Unsurprisingly, a backlash against bottled water is building. In New York -- where municipal water comes from the Catskill Mountains and is some of the healthiest in America -- the mayor last year led an advertising campaign against bottled waters, citing environmental waste.
Similarly in Australia, the NSW Department of Environment and Climate Change played the environment card when proposing to scrap providing bottled and "cooler'' water to staff, arguing the country's bottled water consumption was responsible for about 60,000 tonnes of greenhouse emissions in a year. In response, the Australasian Bottled Water Institute labelled the move "misguided and shortsighted'' and a case of "cost-cutting disguised as environmental action''.
With Australia in the grip of drought and water restrictions in force across the country, some argue bottled water is a better choice than tap. But, say both the Australian Conservation Foundation and Clean Up Australia, it's a spurious suggestion.
"Bottled water is the greatest con,'' says Clean Up chairman Ian Kiernan. "Tap water is delivered to your house for between $1 and $1.20 a tonne. Why would you choose to buy water that costs thousands of times more, comes in a petro-chemical container that only has a 35 per cent chance of being recycled and is transported maybe six or seven times in vehicles burning fossil fuels? You aren't doing the environment any favours. What we have to do is get away from bottled water.''
Others are more concerned with increased privatisation and commodification of water supplies, imagining a future where drink corporations race each other to the world's remaining reserves.
"Water is more valuable than oil,'' Snitow says. "If we get a combination of climate change and commandeering of water for profit by corporations, you're going to have extraordinary political dislocation and rage on a mass level.''
Expensive bottled water may be completely unnecessary. But then, so are lots of things. And besides, if consumers get enjoyment from spending money on a bottle of fancy water rather than wine or cigars or champagne or anything else, then why not?
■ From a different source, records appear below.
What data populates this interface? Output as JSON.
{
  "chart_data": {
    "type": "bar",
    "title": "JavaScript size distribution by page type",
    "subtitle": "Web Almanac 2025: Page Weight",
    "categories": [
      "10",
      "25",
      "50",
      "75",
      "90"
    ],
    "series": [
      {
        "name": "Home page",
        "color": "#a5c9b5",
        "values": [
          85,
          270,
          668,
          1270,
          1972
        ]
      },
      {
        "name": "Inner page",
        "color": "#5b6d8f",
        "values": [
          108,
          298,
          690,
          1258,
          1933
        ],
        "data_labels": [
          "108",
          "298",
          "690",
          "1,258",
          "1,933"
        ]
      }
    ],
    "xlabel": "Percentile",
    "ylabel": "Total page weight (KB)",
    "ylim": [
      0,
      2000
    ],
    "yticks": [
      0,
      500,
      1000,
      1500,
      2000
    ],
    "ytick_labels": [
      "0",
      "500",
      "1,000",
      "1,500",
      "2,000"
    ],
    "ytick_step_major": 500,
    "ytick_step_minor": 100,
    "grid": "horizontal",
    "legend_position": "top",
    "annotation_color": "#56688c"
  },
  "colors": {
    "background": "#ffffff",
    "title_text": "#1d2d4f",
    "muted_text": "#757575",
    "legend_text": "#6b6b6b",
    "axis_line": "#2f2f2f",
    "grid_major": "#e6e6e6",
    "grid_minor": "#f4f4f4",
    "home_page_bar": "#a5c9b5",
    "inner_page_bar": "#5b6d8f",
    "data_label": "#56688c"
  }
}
"People should have choices,'' says Mascha. "Please allow those of us who care where our food is coming from to spend money on a really nice bottle of water.''
Mascha is already on to the next thing: ice. And not the stuff you get from an ice machine.
"At home, I have regular ice and I have high-end ice cubes,''
he says. "So when I do vodka martinis for my guests, they can say, `This is Grey Goose with 15,000-year-old melted iceberg water'.'' At which point, you could probably use a stiff drink.